Finally, we compare our results with that of the past studies to assess the similarities and differences among them. For instance, a study conducted on the similar tweets data set recently in 2023 argued that sentiments in favour of vaccination had increased over time. 87 However, the underlying data set used in that study only had tweets until 2021. Hence, with this study, we extend the previous findings and show that positive sentiments towards vaccination were rising only during 2021 and experienced a gradual decline thereafter. Moreover, our findings related to COVID-19 vaccination hesitancy were mostly in line with the past studies88,89 with the majority of the concerns around side effects, mistrust, misinformation, culture, etc. However, we also show that conflicting advice, age, personal health, level of education, etc. can also play a crucial role in fuelling hesitancy. Furthermore, our findings related to the different classes of sentiments, i.e. positive, neutral, and negative, were consistent with the historical literature. Similar to a study conducted in 2021, 90 our data sets had majority of the posts tagged as neutral (43.2%), followed by positive posts (41.2%) and a relatively lower count of negative posts (15.6%). Lastly, while we recommend the use of SVM algorithm to train the models on COVID-19 vaccines related data, a study conducted in 2023 87 argued that extra tree classifier (ETC) using bag of words (BoW) outperformed the rest.

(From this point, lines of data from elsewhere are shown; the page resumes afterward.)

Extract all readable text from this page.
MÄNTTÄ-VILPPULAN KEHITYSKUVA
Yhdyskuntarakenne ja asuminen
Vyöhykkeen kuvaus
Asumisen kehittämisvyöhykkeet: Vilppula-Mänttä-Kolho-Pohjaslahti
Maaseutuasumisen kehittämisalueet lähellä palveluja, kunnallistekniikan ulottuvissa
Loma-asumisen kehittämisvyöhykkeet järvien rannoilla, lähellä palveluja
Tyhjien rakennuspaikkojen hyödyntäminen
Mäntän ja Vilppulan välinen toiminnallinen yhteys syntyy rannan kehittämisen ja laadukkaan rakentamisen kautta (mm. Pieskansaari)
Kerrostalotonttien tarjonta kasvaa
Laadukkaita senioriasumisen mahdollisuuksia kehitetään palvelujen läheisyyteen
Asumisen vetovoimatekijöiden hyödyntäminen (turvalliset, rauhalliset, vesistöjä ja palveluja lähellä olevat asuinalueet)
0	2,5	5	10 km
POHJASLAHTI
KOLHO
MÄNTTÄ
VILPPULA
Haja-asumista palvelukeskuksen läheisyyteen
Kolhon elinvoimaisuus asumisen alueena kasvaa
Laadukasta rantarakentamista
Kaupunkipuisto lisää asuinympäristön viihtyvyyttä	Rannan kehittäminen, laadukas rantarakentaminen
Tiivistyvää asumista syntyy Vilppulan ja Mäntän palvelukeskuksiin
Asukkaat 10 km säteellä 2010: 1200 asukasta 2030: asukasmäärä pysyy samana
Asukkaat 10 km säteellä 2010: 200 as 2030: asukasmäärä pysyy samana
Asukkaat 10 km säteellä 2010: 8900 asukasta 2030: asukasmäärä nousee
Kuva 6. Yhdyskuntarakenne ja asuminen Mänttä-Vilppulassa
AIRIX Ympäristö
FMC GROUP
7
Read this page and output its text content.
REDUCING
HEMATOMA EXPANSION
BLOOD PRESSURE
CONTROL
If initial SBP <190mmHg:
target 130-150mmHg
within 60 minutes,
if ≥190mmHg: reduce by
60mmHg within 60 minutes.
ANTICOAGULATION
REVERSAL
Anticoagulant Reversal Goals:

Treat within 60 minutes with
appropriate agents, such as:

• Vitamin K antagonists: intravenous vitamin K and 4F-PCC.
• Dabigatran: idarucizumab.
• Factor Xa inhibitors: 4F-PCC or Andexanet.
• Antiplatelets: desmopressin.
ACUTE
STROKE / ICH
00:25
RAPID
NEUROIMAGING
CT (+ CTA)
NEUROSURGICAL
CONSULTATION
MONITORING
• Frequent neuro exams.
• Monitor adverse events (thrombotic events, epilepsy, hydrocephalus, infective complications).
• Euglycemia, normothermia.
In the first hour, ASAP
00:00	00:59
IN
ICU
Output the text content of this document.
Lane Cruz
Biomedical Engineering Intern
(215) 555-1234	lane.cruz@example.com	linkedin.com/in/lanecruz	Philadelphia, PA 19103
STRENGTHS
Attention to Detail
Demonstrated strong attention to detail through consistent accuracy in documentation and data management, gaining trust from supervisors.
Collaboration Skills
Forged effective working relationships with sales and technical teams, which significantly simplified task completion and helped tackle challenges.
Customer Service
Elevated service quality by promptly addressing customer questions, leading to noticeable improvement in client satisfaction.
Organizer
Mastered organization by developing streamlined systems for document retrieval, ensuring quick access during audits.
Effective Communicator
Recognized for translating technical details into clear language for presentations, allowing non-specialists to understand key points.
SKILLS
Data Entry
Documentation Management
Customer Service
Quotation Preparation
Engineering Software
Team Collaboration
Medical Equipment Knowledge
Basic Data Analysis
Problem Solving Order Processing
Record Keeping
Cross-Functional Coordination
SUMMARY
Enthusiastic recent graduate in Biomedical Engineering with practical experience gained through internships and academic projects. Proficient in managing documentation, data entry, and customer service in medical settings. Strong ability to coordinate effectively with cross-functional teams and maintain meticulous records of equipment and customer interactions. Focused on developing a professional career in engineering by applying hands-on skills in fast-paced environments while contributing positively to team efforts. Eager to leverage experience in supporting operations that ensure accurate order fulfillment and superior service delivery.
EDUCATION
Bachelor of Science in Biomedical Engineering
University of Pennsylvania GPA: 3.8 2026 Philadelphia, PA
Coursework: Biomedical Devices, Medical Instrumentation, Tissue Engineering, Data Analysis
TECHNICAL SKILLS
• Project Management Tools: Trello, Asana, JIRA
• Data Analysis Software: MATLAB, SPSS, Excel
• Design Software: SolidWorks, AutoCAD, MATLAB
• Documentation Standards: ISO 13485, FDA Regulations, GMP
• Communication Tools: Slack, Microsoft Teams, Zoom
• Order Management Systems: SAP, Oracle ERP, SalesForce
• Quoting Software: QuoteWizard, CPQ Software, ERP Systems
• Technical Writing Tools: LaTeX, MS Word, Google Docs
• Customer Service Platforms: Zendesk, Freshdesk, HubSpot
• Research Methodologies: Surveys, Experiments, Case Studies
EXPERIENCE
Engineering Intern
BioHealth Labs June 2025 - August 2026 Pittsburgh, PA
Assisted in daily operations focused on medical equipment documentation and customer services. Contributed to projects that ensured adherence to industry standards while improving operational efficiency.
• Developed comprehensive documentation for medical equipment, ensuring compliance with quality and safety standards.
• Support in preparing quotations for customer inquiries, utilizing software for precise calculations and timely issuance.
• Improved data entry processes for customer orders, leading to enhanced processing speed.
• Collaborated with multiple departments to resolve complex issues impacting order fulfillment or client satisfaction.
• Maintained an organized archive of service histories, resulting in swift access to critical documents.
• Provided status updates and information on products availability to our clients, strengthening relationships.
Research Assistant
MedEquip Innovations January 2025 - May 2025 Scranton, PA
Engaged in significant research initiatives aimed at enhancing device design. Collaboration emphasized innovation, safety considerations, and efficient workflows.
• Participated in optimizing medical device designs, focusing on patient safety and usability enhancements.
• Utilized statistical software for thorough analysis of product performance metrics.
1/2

This study has a few limitations; considering that the majority of the users who make use of social media are young, the collected data set is not fully representative of the whole community and/or countries under consideration. Moreover, rather than being static, the geographical distribution of social media users is more often than not subject to shifts. It is necessary to take into account the problem of the ‘digital divide’, in addition to other technologically reliant research. This study examines only the responses of people who use Twitter and Reddit. As a result, it does not take into account the perspectives of certain demographics of the population, such as those living in rural areas (who may not have access to digital devices) or those who are reluctant to share their thoughts on social media platforms. In addition, by using the Twitter API, we were only able to obtain around 1% of all entries. Tweet disposition may be altered by going to different attractions during the course of the day, as shown by Padilla et al. 91

In order to lessen the uncertainty and volatility of the sentiment scores and emotions brought on by the limitations discussed above, it will be necessary for future studies to raise the size of the sample. In addition to this, it is necessary to differentiate natives from visitors and conduct research at more localised and shorter time scales. Because emotion is a fluid and interrelated outcome of human experiences, it is possible that future research may focus on analysing additional, more diverse components of emotion in addition to the eight primary categories. In addition, the management of crises and disasters consists of four stages: the prevention stage (which involves building capacity), the readiness stage (which involves early warning), the response stage (which involves search, rescue, and emergency aid), and the recovery stage (which involves rehabilitation). The pandemic caused by the COVID-19 virus is still in the reactive phase of treatment. Researchers and medical professionals will be of great aid if they continuously monitor emotional and perspective shifts during the reaction and extend the length of the study to span the time of recovery or the main vaccination phase in the years following the pandemic.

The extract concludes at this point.